US subsidy confuses WTO message

24 October 2001

US subsidy confuses WTO message

By Robert Harris

US policymakers are sending out conflicting signals on agriculture before next months meeting of the World Trade Organisation in Qatar.

That meeting is intended to launch another major trade round.

The 142 WTO members will seek further cuts in import protection and trade-distorting farm subsidies.

But speaking at a recent conference in Austria, EU farm commissioner Franz Fischler said the US position was “ambiguous”.

“Both US agriculture secretary Ann Veneman and I want to go for a competitive farm policy, which takes environmental concerns into account,” he said.

“We also agree that counter-cyclical farm aid runs counter to sustainable farming.”

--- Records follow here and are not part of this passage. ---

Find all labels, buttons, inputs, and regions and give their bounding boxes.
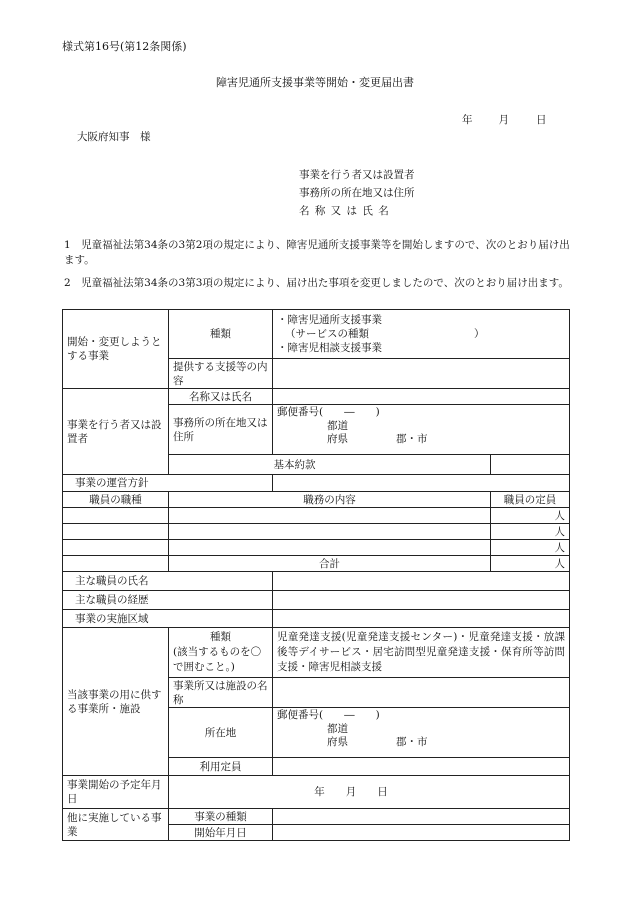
articles-label: 基本約款 — [169, 455, 491, 475]
day-label: 日 — [536, 114, 547, 126]
operator-line-2: 事務所の所在地又は住所 — [299, 187, 415, 199]
main-staff-names-field[interactable] — [273, 572, 570, 591]
quota-header: 職員の定員 — [491, 492, 570, 508]
staff-total-quota[interactable]: 人 — [491, 556, 570, 572]
notification-form-table — [62, 309, 570, 841]
operator-block — [299, 166, 415, 220]
articles-field[interactable] — [491, 455, 570, 475]
start-date-field[interactable]: 年 月 日 — [169, 776, 570, 809]
area-field[interactable] — [273, 610, 570, 628]
kind-label: 種類 — [169, 310, 273, 359]
staff-total-label: 合計 — [169, 556, 491, 572]
staff-row-2-duty[interactable] — [169, 524, 491, 540]
location-field[interactable]: 郵便番号( ― ) 都道 府県 郡・市 — [273, 708, 570, 758]
office-address-field[interactable]: 郵便番号( ― ) 都道 府県 郡・市 — [273, 405, 570, 455]
staff-row-1-quota[interactable]: 人 — [491, 508, 570, 524]
note-paragraph-2: 2 児童福祉法第34条の3第3項の規定により、届け出た事項を変更しましたので、次のとおり届け出ます。 — [64, 277, 569, 289]
facility-kind-list[interactable]: 児童発達支援(児童発達支援センター)・児童発達支援・放課後等デイサービス・居宅訪問型児童発達支援・保育所等訪問支援・障害児相談支援 — [273, 628, 570, 678]
staff-row-1-duty[interactable] — [169, 508, 491, 524]
name-label: 名称又は氏名 — [169, 389, 273, 405]
other-kind-label: 事業の種類 — [169, 809, 273, 825]
facility-name-field[interactable] — [273, 678, 570, 708]
policy-label: 事業の運営方針 — [63, 475, 273, 492]
operator-line-3: 名 称 又 は 氏 名 — [299, 205, 390, 217]
note-paragraph-1: 1 児童福祉法第34条の3第2項の規定により、障害児通所支援事業等を開始しますので、次のとおり届け出ます。 — [64, 239, 570, 266]
year-label: 年 — [462, 114, 473, 126]
capacity-label: 利用定員 — [169, 758, 273, 776]
location-label: 所在地 — [169, 708, 273, 758]
support-content-field[interactable] — [273, 359, 570, 389]
staff-row-3-type[interactable] — [63, 540, 169, 556]
staff-row-3-quota[interactable]: 人 — [491, 540, 570, 556]
staff-row-3-duty[interactable] — [169, 540, 491, 556]
document-title: 障害児通所支援事業等開始・変更届出書 — [216, 76, 414, 89]
duty-header: 職務の内容 — [169, 492, 491, 508]
main-staff-career-label: 主な職員の経歴 — [63, 591, 273, 610]
operator-line-1: 事業を行う者又は設置者 — [299, 169, 415, 181]
form-number: 様式第16号(第12条関係) — [62, 40, 187, 53]
main-staff-career-field[interactable] — [273, 591, 570, 610]
capacity-field[interactable] — [273, 758, 570, 776]
staff-row-2-type[interactable] — [63, 524, 169, 540]
date-line — [462, 112, 547, 127]
staff-row-1-type[interactable] — [63, 508, 169, 524]
facility-name-label: 事業所又は施設の名称 — [169, 678, 273, 708]
other-start-label: 開始年月日 — [169, 825, 273, 841]
other-business-label: 他に実施している事業 — [63, 809, 169, 841]
start-change-label: 開始・変更しようとする事業 — [63, 310, 169, 389]
facility-kind-label: 種類 (該当するものを〇で囲むこと。) — [169, 628, 273, 678]
facility-label: 当該事業の用に供する事業所・施設 — [63, 628, 169, 776]
area-label: 事業の実施区域 — [63, 610, 273, 628]
kind-options[interactable]: ・障害児通所支援事業 （サービスの種類 ） ・障害児相談支援事業 — [273, 310, 570, 359]
staff-total-blank — [63, 556, 169, 572]
name-field[interactable] — [273, 389, 570, 405]
policy-field[interactable] — [273, 475, 570, 492]
support-content-label: 提供する支援等の内容 — [169, 359, 273, 389]
other-kind-field[interactable] — [273, 809, 570, 825]
main-staff-names-label: 主な職員の氏名 — [63, 572, 273, 591]
other-start-field[interactable] — [273, 825, 570, 841]
staff-type-header: 職員の職種 — [63, 492, 169, 508]
operator-label: 事業を行う者又は設置者 — [63, 389, 169, 475]
start-date-label: 事業開始の予定年月日 — [63, 776, 169, 809]
addressee: 大阪府知事 様 — [77, 131, 151, 143]
office-address-label: 事務所の所在地又は住所 — [169, 405, 273, 455]
staff-row-2-quota[interactable]: 人 — [491, 524, 570, 540]
month-label: 月 — [498, 114, 509, 126]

But the new draft Farm Bill, launched in the Senate last week, would push up such trade distorting support, encouraging US producers to increase output in the knowledge that government would make up any revenue shortfalls.

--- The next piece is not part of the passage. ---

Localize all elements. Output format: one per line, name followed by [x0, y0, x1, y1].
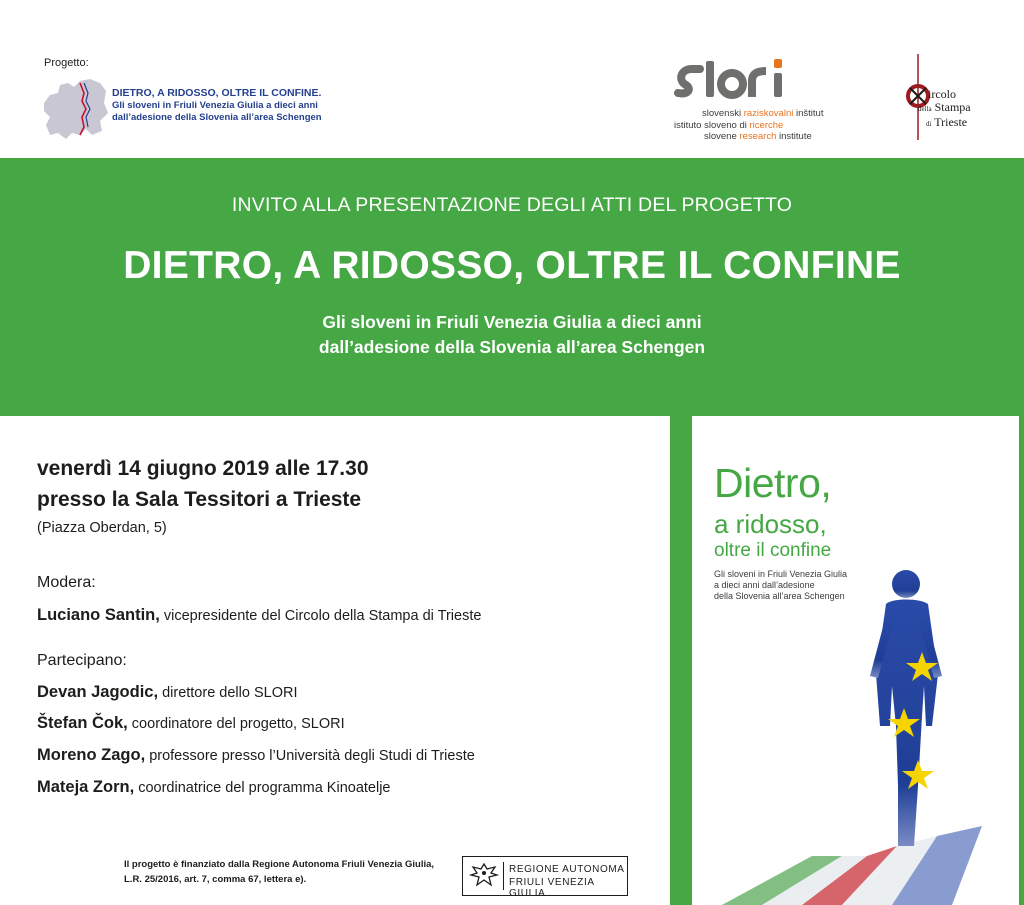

“This is the very opposite of the movement towards a more market-oriented policy that is the objective of the WTO negotiations,” said Dr Fischler.

He added that direct payments to US farmers had already grown from $4.6 billion (3.2bn) in 1996 to over $32.3bn (22.3bn) this year.

He also took a swipe at US export credits, which have climbed in recent years to $12.1bn (8.3bn).

“All experts agree that these distort trade, but so far they have not been subject to WTO discipline. This is untenable.”

In a WTO briefing in Brussels last week, the commission also attacked countries using food aid to drive out competitors rather than alleviating hunger.

“It is ironic that food aid tends to increase when prices are low, but is much less when prices are high and food aid is most needed.”

The EU has said it is prepared to negotiate further cuts in its use of export subsidies, so long as other countries cut their different export supports too.

But it has rejected a draft text drawn up by WTO chairman Stuart Harbinson, calling for the “phasing out” of exports subsidies.

The EU also insists on retaining the “blue” and “green” boxes introduced in the last GATT round, in order to protect its direct aids to farmers.

Dr Fischler also wants to see non-trade concerns such as environmental protection, food safety and animal welfare, included in the trade talks.

This would enable the EU to pay farmers for achieving higher standards without leaving them at a competitive disadvantage.